Cadamier Network Security in Denver has recently learned that malware turns PCs into eavesdropping devices even without a microphone according to researchers at Ben-Gurion University of the Negev (BGU). If you’re concerned about this news (and you should be), our experts can make sure this is not happening to you. We are committed to network security protection, detection, and enforcement. We’ve been in business since 2001 and our job is to help business, governments, and organizations keep their information network safe and that includes protecting you from malware.
According to Science Daily, which reports on research news, the new research paper titled, SPEAKE(a)R: Turn Speakers to Microphones for Fun and Profit, details and demonstrates how most PCs and laptops are vulnerable to this type of malware attack, which lets hackers change your headphones into a microphone and listen to your conversations.
An article in Daily Mail explains researchers have designed a code called 'Speake(a)r, which retasks a computer's outputs to inputs. This means it allows them without your knowledge to record audio even when your headphones are in the output-only jack.

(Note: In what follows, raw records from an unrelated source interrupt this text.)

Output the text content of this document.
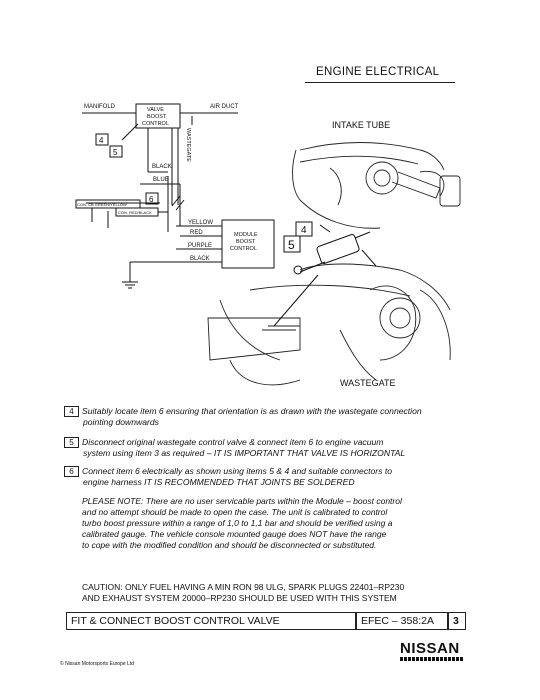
ENGINE ELECTRICAL
MANIFOLD	VALVE
BOOST
CONTROL
AIR DUCT
WASTEGATE
4
5
BLACK
BLUE
6
CON. CB GREEN/YELLOW
CON. RED/BLACK
YELLOW
RED
PURPLE
BLACK
MODULE
BOOST
CONTROL
INTAKE TUBE
WASTEGATE
4
5
4 Suitably locate item 6 ensuring that orientation is as drawn with the wastegate connection
pointing downwards
5 Disconnect original wastegate control valve & connect item 6 to engine vacuum
system using item 3 as required – IT IS IMPORTANT THAT VALVE IS HORIZONTAL
6 Connect item 6 electrically as shown using items 5 & 4 and suitable connectors to
engine harness IT IS RECOMMENDED THAT JOINTS BE SOLDERED
PLEASE NOTE: There are no user servicable parts within the Module – boost control
and no attempt should be made to open the case. The unit is calibrated to control
turbo boost pressure within a range of 1,0 to 1,1 bar and should be verified using a
calibrated gauge. The vehicle console mounted gauge does NOT have the range
to cope with the modified condition and should be disconnected or substituted.
CAUTION: ONLY FUEL HAVING A MIN RON 98 ULG, SPARK PLUGS 22401–RP230
AND EXHAUST SYSTEM 20000–RP230 SHOULD BE USED WITH THIS SYSTEM
FIT & CONNECT BOOST CONTROL VALVE	EFEC – 358:2A	3
© Nissan Motorsports Europe Ltd
NISSAN
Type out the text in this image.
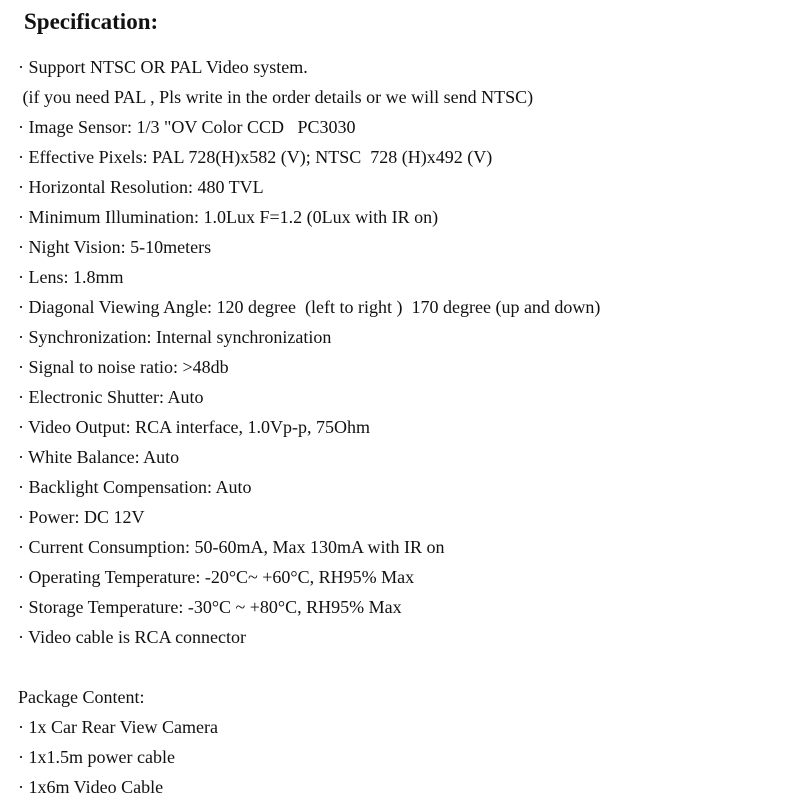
Specification:

· Support NTSC OR PAL Video system.

(if you need PAL , Pls write in the order details or we will send NTSC)

· Image Sensor: 1/3 "OV Color CCD   PC3030

· Effective Pixels: PAL 728(H)x582 (V); NTSC  728 (H)x492 (V)

· Horizontal Resolution: 480 TVL

· Minimum Illumination: 1.0Lux F=1.2 (0Lux with IR on)

· Night Vision: 5-10meters

· Lens: 1.8mm

· Diagonal Viewing Angle: 120 degree  (left to right )  170 degree (up and down)

· Synchronization: Internal synchronization

· Signal to noise ratio: >48db

· Electronic Shutter: Auto

· Video Output: RCA interface, 1.0Vp-p, 75Ohm

· White Balance: Auto

· Backlight Compensation: Auto

· Power: DC 12V

· Current Consumption: 50-60mA, Max 130mA with IR on

· Operating Temperature: -20°C~ +60°C, RH95% Max

· Storage Temperature: -30°C ~ +80°C, RH95% Max

· Video cable is RCA connector

Package Content:

· 1x Car Rear View Camera

· 1x1.5m power cable

· 1x6m Video Cable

Amazingly, the Ben Guiron University research team used a pair of headphones to capture vibrations in the air and convert them to electromagnetic signals in order to record audio from 20 feet across the room.
With malware, the research team used a common feature in most computers—RealTek audio codec chips. This allows them to get inside the computer and reverse its output function to input, which lets them to secretly hear your conversations.
According to an article at Cornell University Library, the malware can use a computer as an eavesdropping device, even when a microphone is not present, muted, taped, or turned off. A typical computer chassis has a number of audio jacks, in the front panel or in the rear panel or both. The jack is used for input, or for output. The audio chipsets in today’s motherboards and sound cards have an option for changing the function of an audio port with software, sort of like an audio port programming which is called jack retasking or jack remapping.
Professor Yuval Elovici is the director of the BGU Cyber Security Research Center (CSRC) and he is a member of BGU's Department of Information Systems Engineering. Elovici points out that since headphones, earphones, and speakers are physically built like microphones, the audio port in the PC and laptops can be reprogrammed from output to input allowing hackers to gain access to private information without your knowledge.
Several software countermeasures have been suggested, including disabling the audio hardware, using an HD audio driver to let the user know when microphones are being secretly accessed, and creating a rejacking policy within the industry. Another consideration is developing anti-malware and intrusion detection systems to monitor and detect unauthorized speaker-to-mic retasking operations and the block them.